No hay condiciones objetivas que, llegado el caso, justifique un estallido de cuño similar al de 2001? Sí, distintas a las de entonces, pero las hay: pobreza, indigencia, recesión, debilidad política… Pero no alcanza. Faltan, quizás, los incentivos de caudillos locales, punteros, para agitar movilizaciones o saqueos? No hay tal actividad porque, a diferencia de 2001, no hay decisión política de generar eso. Pero si la hubiera, y las condiciones objetivas lo justificasen, serían posibles esas movilizaciones y saqueos? Todo parece indicar que no. Por qué?

Se puede ensayar una respuesta multicausal a esa pregunta, con una raíz común: aprendizaje. Por un lado, por el aprendizaje que realizó la clase política (“la casta”, como comúnmente se la denomina ahora), y por el otro, el aprendizaje post-traumático que se hizo carne en el conjunto social, particularmente, en los sectores medios y de menores ingresos.

Al igual que en 1989, en 2001 la casta política realizó una ajustada administración de la violencia social sustentada en bases objetivas de crisis económica y política. Acicateó su inicio y la fue conduciendo, con picos y mesetas, según sus necesidades coyunturales (apurar la transición presidencial en 1989, impulsar el fin de la Convertibilidad en 2001). Pero como todo proceso social, una vez desatado, no siempre es manejable por sus impulsores, pudiendo tomar rumbos no deseados para aquellos. La agitación y movilizaciones incentivadas en el último trimestre de 2001 se prolongaron en el año siguiente, alcanzando un pico de intensidad muy elevado a mitad de ese año, cuando en un enfrentamiento con la policía bonaerense caen abatidos dos manifestantes. Es por eso que la clase política se empeñó en generar una red de contención social, que funcionara como factor de apaciguamiento y desmovilización, de modo de tener controlado a ese segmento poblacional.

Si bien hay antecedentes en la década de 1980, durante la de 1990 comenzó a armarse un entramado de asistencia social que, vergonzantemente, se denominó “desarrollo social”. Acorde con los lineamientos internacionales de gestión pública de aquellos años, el diseño y la gestión de ese entramado adquirió ribetes cuasi-científicos, muy focalizados en determinados nichos poblacionales, bajo parámetros de eficacia y eficiencia.

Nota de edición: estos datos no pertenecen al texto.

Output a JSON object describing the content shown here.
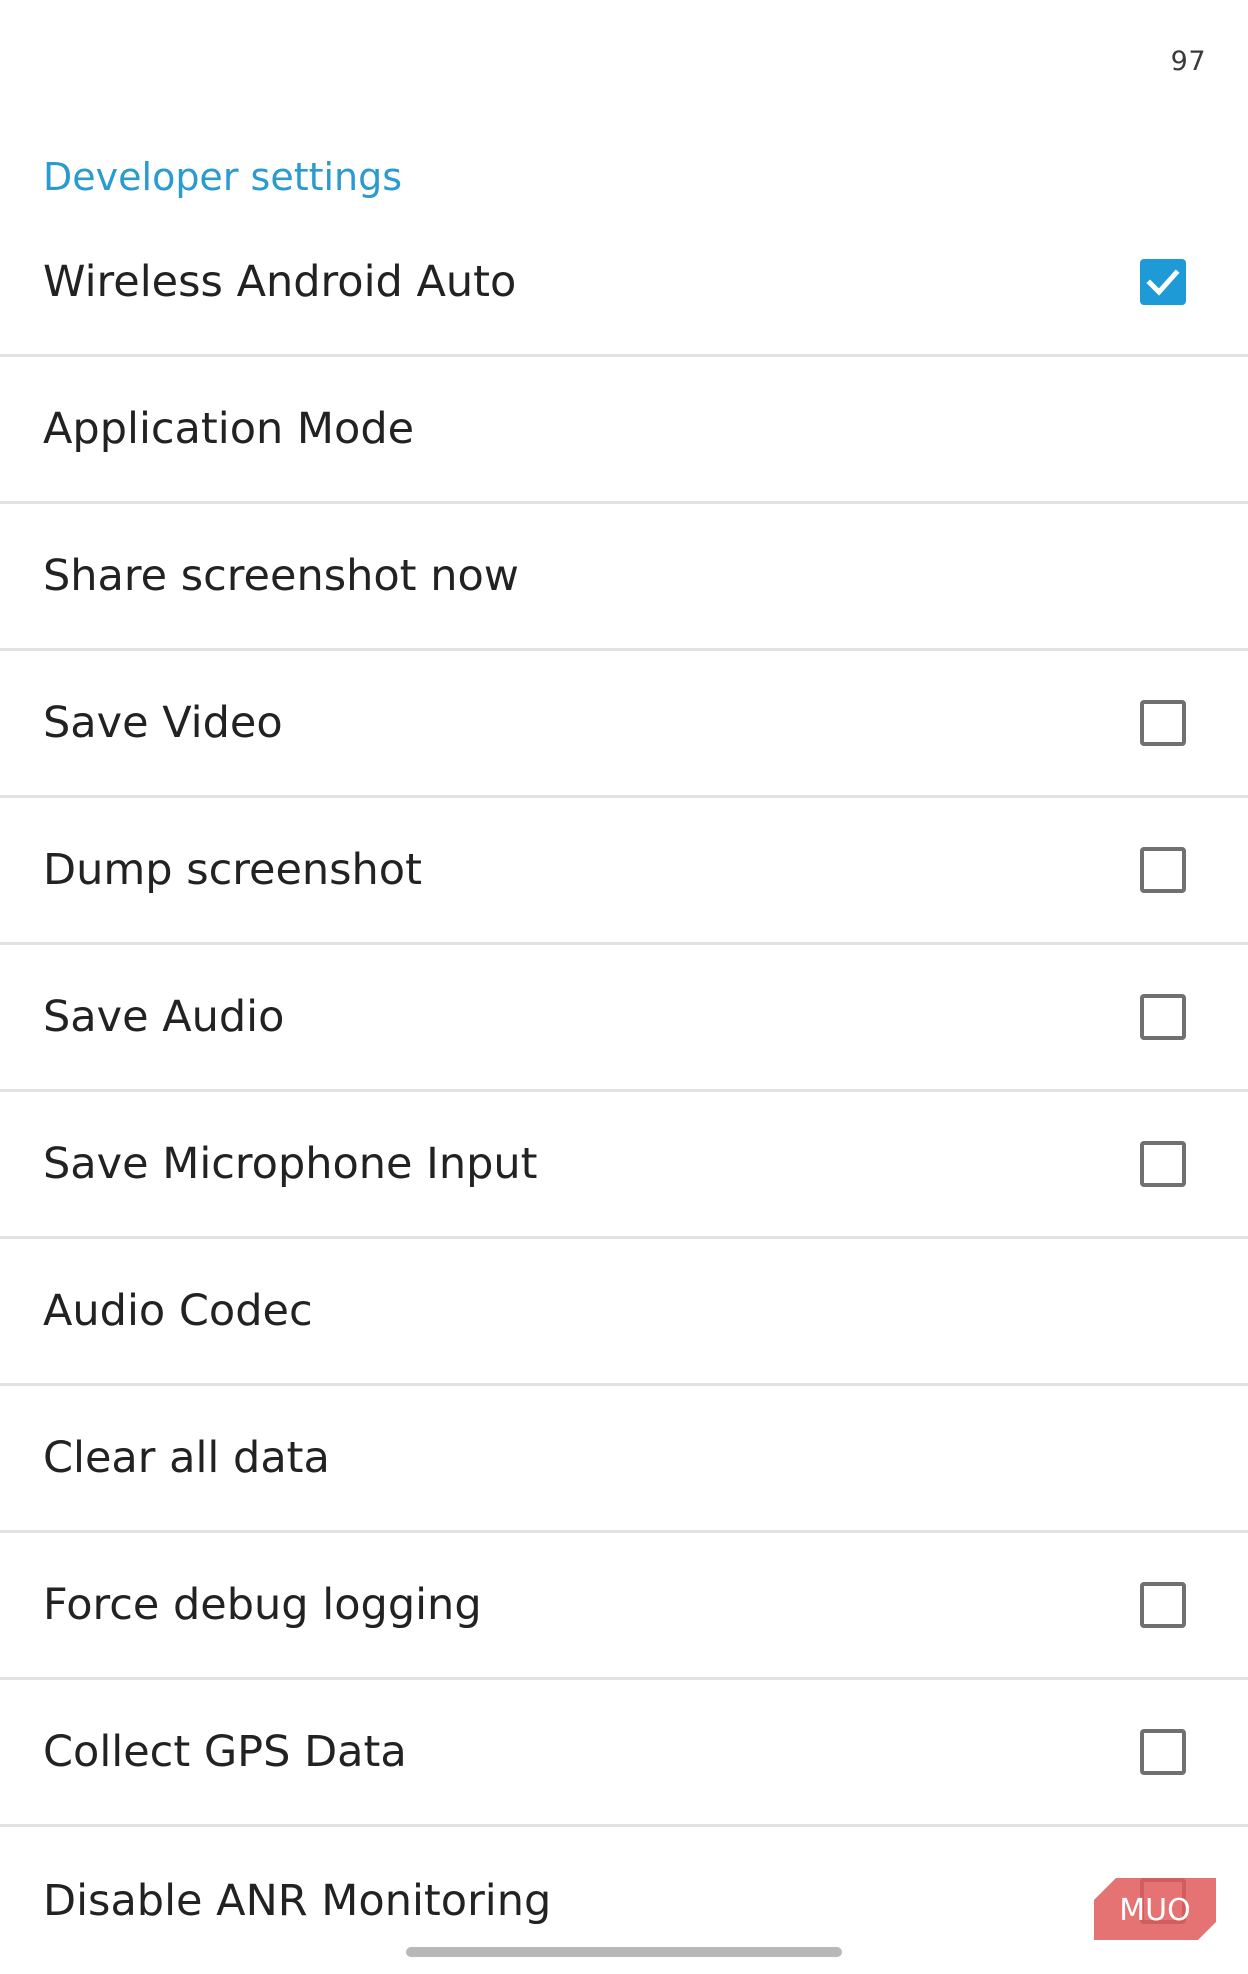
{
  "status_bar": {
    "value": "97"
  },
  "section": {
    "title": "Developer settings"
  },
  "settings": [
    {
      "label": "Wireless Android Auto",
      "has_checkbox": true,
      "checked": true
    },
    {
      "label": "Application Mode",
      "has_checkbox": false,
      "checked": false
    },
    {
      "label": "Share screenshot now",
      "has_checkbox": false,
      "checked": false
    },
    {
      "label": "Save Video",
      "has_checkbox": true,
      "checked": false
    },
    {
      "label": "Dump screenshot",
      "has_checkbox": true,
      "checked": false
    },
    {
      "label": "Save Audio",
      "has_checkbox": true,
      "checked": false
    },
    {
      "label": "Save Microphone Input",
      "has_checkbox": true,
      "checked": false
    },
    {
      "label": "Audio Codec",
      "has_checkbox": false,
      "checked": false
    },
    {
      "label": "Clear all data",
      "has_checkbox": false,
      "checked": false
    },
    {
      "label": "Force debug logging",
      "has_checkbox": true,
      "checked": false
    },
    {
      "label": "Collect GPS Data",
      "has_checkbox": true,
      "checked": false
    },
    {
      "label": "Disable ANR Monitoring",
      "has_checkbox": true,
      "checked": false
    }
  ],
  "watermark": {
    "text": "MUO"
  },
  "colors": {
    "accent": "#2a9bd1",
    "checkbox_checked": "#1e9ad6",
    "checkbox_border": "#707070",
    "divider": "#e2e2e2",
    "watermark": "#e05a5a"
  }
}
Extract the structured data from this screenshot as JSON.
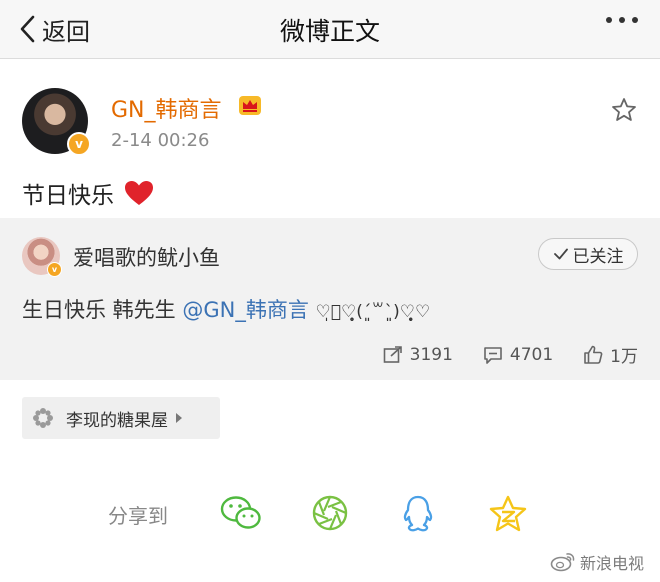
{
  "nav": {
    "back_label": "返回",
    "title": "微博正文"
  },
  "post": {
    "username": "GN_韩商言",
    "time": "2-14 00:26",
    "text": "节日快乐"
  },
  "repost": {
    "username": "爱唱歌的鱿小鱼",
    "follow_label": "已关注",
    "text_prefix": "生日快乐 韩先生 ",
    "mention": "@GN_韩商言",
    "emoticon": "♡̩͙♡̩̥̩(ˊ͈꒳ˋ͈)♡̩̥̩♡",
    "reposts": "3191",
    "comments": "4701",
    "likes": "1万"
  },
  "location": {
    "label": "李现的糖果屋"
  },
  "share": {
    "label": "分享到"
  },
  "watermark": {
    "text": "新浪电视"
  },
  "colors": {
    "username": "#e36a00",
    "mention": "#3b72b4",
    "wechat": "#4fb93f",
    "moments": "#7ac143",
    "qq": "#4aa0e6",
    "qzone": "#f5c518"
  }
}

Pero la situación post-Convertibilidad era muy distinta a la de los años ’90 (si bien era, en gran medida, consecuencia de aquellos). A la gravedad y la urgencia se sumaba la necesidad de establecer mecanismos de apaciguamiento social inmediatos. Así, el “desarrollo social” de los primeros años kirchneristas fue una transición entre la asistencia social tradicional (multiplicidad de planes sociales, subsidios de diferente tipo, entrega regular de alimentos, etc.), hacia un nuevo esquema centrado en transferencias monetarias directa a los “beneficiarios” de esa asistencia social, teniendo por eje la creación en 2009 de la Asignación Universal por Hijo (AUH), que posteriormente se complementó, en 2011, con la Asignación por Embarazo para la Protección Social.

Existían antecedentes, como un programa de transferencias directas instaurado en 2005 en la Ciudad de Buenos Aires bajo el gobierno de Aníbal Ibarra y mantenido y ampliado, posteriormente, por el gobierno de Mauricio Macri. Y a la vez, antes del lanzamiento formal de la AUH, en el Congreso de la Nación se habían presentado proyectos en el sentido de crear un mecanismo similar, impulsado el más importante, por Elisa Carrió.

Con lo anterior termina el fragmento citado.